The Eagles' relationship with Vick - seen as unseemly by some, tricky by all - was supposed to be about more than football (a good thing considering his pigskin contribution was almost nonexistent last year). The standards for Vick were supposed to be higher, more significant - not because that's what you wanted, but because that's how the Eagles said it would be.

They set the expectations. They positioned him as an "agent for social change." They assured us he'd be a "role model." And they promised, if he failed to comport himself properly, that it wouldn't take "very long to make that change."
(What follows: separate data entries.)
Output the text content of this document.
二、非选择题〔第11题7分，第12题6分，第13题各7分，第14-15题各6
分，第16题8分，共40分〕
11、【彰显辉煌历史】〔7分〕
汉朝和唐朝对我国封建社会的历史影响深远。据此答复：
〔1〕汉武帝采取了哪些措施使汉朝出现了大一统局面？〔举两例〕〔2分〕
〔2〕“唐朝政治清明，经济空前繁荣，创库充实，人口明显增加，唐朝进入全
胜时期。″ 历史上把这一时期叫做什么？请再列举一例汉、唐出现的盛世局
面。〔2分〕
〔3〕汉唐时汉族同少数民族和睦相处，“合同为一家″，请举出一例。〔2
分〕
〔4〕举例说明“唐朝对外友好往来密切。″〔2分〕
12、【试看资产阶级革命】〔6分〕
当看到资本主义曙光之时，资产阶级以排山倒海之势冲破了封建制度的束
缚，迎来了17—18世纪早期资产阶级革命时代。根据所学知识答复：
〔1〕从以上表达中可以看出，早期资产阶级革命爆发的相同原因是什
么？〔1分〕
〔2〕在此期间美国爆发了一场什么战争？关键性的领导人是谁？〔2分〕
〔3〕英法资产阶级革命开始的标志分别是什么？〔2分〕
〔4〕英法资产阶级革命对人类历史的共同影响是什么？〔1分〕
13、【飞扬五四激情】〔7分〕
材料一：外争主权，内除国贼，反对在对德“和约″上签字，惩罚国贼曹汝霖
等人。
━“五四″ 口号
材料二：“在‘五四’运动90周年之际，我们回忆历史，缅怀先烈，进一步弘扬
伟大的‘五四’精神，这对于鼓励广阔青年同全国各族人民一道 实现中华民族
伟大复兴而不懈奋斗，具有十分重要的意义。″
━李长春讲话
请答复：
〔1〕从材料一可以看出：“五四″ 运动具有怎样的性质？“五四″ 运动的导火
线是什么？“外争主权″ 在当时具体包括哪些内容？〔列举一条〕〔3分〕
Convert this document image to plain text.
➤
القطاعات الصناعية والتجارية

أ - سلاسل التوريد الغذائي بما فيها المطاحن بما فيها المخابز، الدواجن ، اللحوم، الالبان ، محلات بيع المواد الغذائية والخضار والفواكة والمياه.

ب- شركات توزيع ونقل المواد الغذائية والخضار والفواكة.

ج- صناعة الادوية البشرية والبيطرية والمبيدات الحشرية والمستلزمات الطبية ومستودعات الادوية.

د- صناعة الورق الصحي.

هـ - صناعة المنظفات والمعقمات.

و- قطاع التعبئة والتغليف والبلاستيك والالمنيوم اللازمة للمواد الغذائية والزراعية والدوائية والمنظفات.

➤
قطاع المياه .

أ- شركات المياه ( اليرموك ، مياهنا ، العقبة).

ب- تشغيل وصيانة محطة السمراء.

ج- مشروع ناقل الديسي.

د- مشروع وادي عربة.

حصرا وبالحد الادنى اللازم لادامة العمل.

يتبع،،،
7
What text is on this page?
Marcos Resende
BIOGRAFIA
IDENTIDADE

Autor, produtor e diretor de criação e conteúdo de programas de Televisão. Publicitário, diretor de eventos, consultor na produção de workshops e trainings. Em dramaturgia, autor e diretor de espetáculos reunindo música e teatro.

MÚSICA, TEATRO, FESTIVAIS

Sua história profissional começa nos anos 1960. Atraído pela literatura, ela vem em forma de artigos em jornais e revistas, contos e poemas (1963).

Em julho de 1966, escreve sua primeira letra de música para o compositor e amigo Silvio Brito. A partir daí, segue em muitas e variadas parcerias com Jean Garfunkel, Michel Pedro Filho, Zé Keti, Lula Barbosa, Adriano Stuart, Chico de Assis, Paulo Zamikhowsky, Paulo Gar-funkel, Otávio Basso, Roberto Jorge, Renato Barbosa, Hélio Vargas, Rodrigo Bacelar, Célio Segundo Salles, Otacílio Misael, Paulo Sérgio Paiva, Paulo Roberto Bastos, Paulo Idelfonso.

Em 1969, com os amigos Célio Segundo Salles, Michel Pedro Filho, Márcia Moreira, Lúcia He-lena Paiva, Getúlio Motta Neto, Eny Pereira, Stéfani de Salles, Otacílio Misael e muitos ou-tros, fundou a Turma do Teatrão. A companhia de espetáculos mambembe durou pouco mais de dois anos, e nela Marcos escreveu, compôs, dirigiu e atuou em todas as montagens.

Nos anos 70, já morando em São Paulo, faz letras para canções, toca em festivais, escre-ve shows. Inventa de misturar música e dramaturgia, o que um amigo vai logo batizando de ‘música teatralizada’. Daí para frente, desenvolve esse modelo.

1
The Eagles haven't made a change. Vick is in camp and it appears he'll be in town for the season. This despite the fact that - one more time and with feeling - he threw a party he acknowledged he never should have held, a gathering where one of the attendees took home a bullet wound as a party favor.

No one thinks Vick pulled the trigger - not the Virginia Beach police or the prosecutor, not the NFL or the Eagles. But it's clear Vick made a dreadful decision in Virginia Beach. He acknowledged that on Monday and told reporters he's "on thin ice." Wasn't he on thin ice before? Considering how things heated up after his 30th birthday celebration, that ice surely must have melted by now.

Vick said he doesn't know who allegedly shot Quanis Phillips - a former member of his dogfighting cabal - but revealed he learned of the attack "15 or 20 minutes" after it happened. News travels fast. When asked who told him about the shooting, Vick said: "It doesn't matter." It does matter, of course, if that person is a witness. I asked Vick if the person who told him Phillips had been shot saw the crime go down. Either Vick didn't hear me or he didn't want to address it because he didn't answer.

It was fitting. That's sort of how the Eagles have handled the Vick situation - by not answering certain questions. Recently, Banner told The Inquirer "everything that came out of the police investigation and everything we learned from our own calls and inquiries was completely consistent with the story I was initially told, much of which is very different from what was and still has been reported."

Banner then refused to explain what the team had learned about the incident. That seems silly since the Eagles promised Vick wouldn't be a "disruption." As far as "disruptions" go, bang, bang is pretty high on the list. If the team has information explaining why Vick hasn't violated the organization's self-imposed "zero tolerance" policy, why wouldn't the Eagles share and suppress the negative fallout?

We still don't know, for example, what was said between Vick and Phillips, how long they interacted at the party or what may have led to the early-morning shooting. Reid was asked about that Monday but said he wouldn't "get into it." Reid was also pressed on whether Vick has fulfilled the "role model" clause in his "agent for social change" contract.

"Well obviously until this incident came up, I thought he did just a phenomenal job with trying to right himself in the situation he was in," Reid said. "The people here who do know Michael know Michael is a very nice person. You just have to make sure that you don't put yourself in a bad situation."

Until this incident came up? If he was trying to tell a joke, Reid should be commended for the expert deadpan delivery. He seemed serious, though.

The incident did come up, and Vick did put himself in a bad situation. Reid just sort of talked around that, as though it's all hypothetical and not reality. Maybe he thought it was clever misdirection, but not answering the role model question actually revealed quite a bit.

But, hey, the first day of training camp wasn't all ducking and dodging. Now we know Vick is a "very nice person."